Previously, we analyzed the involvement of HIV-1 Tat protein in cellular gene networks and aspects of its interaction with miRNAs [6]. In addition, we discussed HIV-1 viral protein R (Vpr) that interacts with miRNAs and its involvement in gene expression networks [7]. In the current paper, we briefly relate a few themes related to the TAR RNA sequence of HIV-1 from a recent publication [8].

The HIV-1 Tat protein as well as host cell proteins interacts with the TAR sequence on HIV-1 RNA for the control of HIV-1 translation. The TAR sequence is 59 nucleotides in length and is present on all HIV-1 transcripts. Three host cell proteins that are in interactive networks are included among those that are involved in the regulation of HIV-1 translation. These proteins are TAR RNA binding protein (TRBP), dsRNA-dependent kinase (PKR), and Ribonuclease III, double-stranded RNAspecific endoribonuclease (Dicer) [8].

On the one hand, the secondary structure in the TAR sequence due to ponderal forces can hamper translation by impeding translation initiation factors, prevent 5’-CAP access, and by PKR activation. On the other hand, HIV-1 translation is enabled by TRBP binding and relaxing of the TAR secondary structure as well as overpowering the triggering of PKR. Moreover, Sanghvi et al indicate that since TRBP is a cofactor of DICER miRNA processing, the arrogation by TAR of TRBP is a forceful opposing measure evolved by HIV-1 to obstruct antiviral cellular processes. The authors indicate that once PKR actuation is blocked, inhibiting TRBP has no further effect on virus production. However, the authors state that these processes do not affect miRNA-muzzling pathways [8].

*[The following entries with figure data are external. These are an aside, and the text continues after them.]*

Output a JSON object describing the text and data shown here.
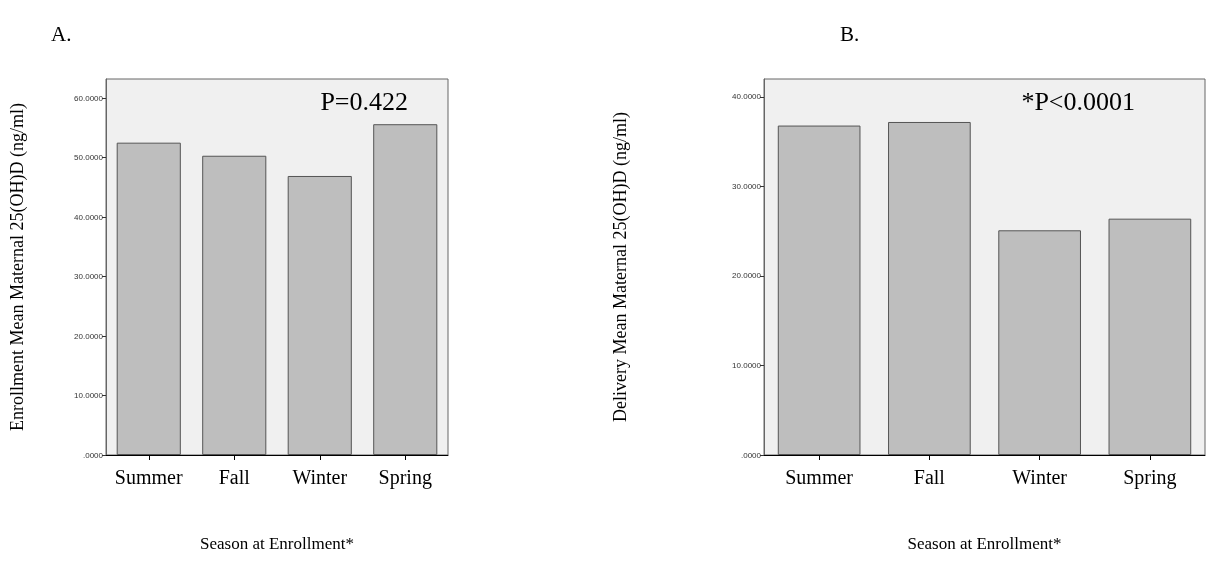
{
  "chart_data": [
    {
      "type": "bar",
      "title": "A.",
      "xlabel": "Season at Enrollment*",
      "ylabel": "Enrollment Mean Maternal 25(OH)D (ng/ml)",
      "annotations": [
        "P=0.422"
      ],
      "categories": [
        "Summer",
        "Fall",
        "Winter",
        "Spring"
      ],
      "values": [
        52.5,
        50.3,
        46.9,
        55.6
      ],
      "color": "#bebebe",
      "ylim": [
        0,
        63.2
      ],
      "yticks": [
        {
          "value": 0,
          "label": ".0000"
        },
        {
          "value": 10,
          "label": "10.0000"
        },
        {
          "value": 20,
          "label": "20.0000"
        },
        {
          "value": 30,
          "label": "30.0000"
        },
        {
          "value": 40,
          "label": "40.0000"
        },
        {
          "value": 50,
          "label": "50.0000"
        },
        {
          "value": 60,
          "label": "60.0000"
        }
      ],
      "grid": false
    },
    {
      "type": "bar",
      "title": "B.",
      "xlabel": "Season at Enrollment*",
      "ylabel": "Delivery Mean Maternal 25(OH)D (ng/ml)",
      "annotations": [
        "*P<0.0001"
      ],
      "categories": [
        "Summer",
        "Fall",
        "Winter",
        "Spring"
      ],
      "values": [
        36.8,
        37.2,
        25.1,
        26.4
      ],
      "color": "#bebebe",
      "ylim": [
        0,
        42
      ],
      "yticks": [
        {
          "value": 0,
          "label": ".0000"
        },
        {
          "value": 10,
          "label": "10.0000"
        },
        {
          "value": 20,
          "label": "20.0000"
        },
        {
          "value": 30,
          "label": "30.0000"
        },
        {
          "value": 40,
          "label": "40.0000"
        }
      ],
      "grid": false
    }
  ]
}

When TRBP, PKR, and DICER were entered into the GenePro program [9] then TRBP mapped to multiple symbols TARBP2, TARBP2P, and NCOA6, PKR mapped to multiple symbols PKLR and EIF2AK2, and DICER mapped to DICER1. The protein interactive networks were analyzed as seen in (Figure 1 & Figure 2), and the protein input list became TARBP2, TARBP2P, NCOA6, PKLR, EIF2AK2, and DICER1.

Figure 1.

Network of input proteins (TARBP2, TARBP2P, NCOA6, PKLR, EIF2AK2, and DICER1) and the input neighbors of these proteins.Consequent to HIV-1 infection, expression of these proteins may be modulated by miRNAs. In this figure, line-colors and various interactions with other genes are red Down-regulation, green Up-regu*lation, beige Regulation, purple Co-expression, brown Physical Interaction, turquoise dotted Predicted Protein Interaction, and mauve dotted Predicted TFactor Regulation [9].

Figure 2.

Network of neighbor interactions of the input proteins (TARBP2, TARBP2P, NCOA6, PKLR, EIF2AK2, and DICER1) with the various networks through which they interact. Consequent to HIV-1 infection, expression of these proteins may be modulated by miRNAs. In this figure, line-colors and various interactions with other genes are red Down-regulation, green Up-regulation, beige Regulation, purple Co-expression, brown Physical Interaction, turquoise dotted Predicted Protein Interaction, and mauve dotted Predicted TFactor Regulation [9].

We note that semantics is not always consistent across all databases. This is a relevant issue to analyze and will be done [10]. Suffice it to say as a general caveat, individual researchers should ascertain the semantics of their terms.

The figures illustrate various gene interactions among the proteins mentioned above. It is left as a puzzle for the interested reader to identify the various genes and their functions in the figures [11, 12].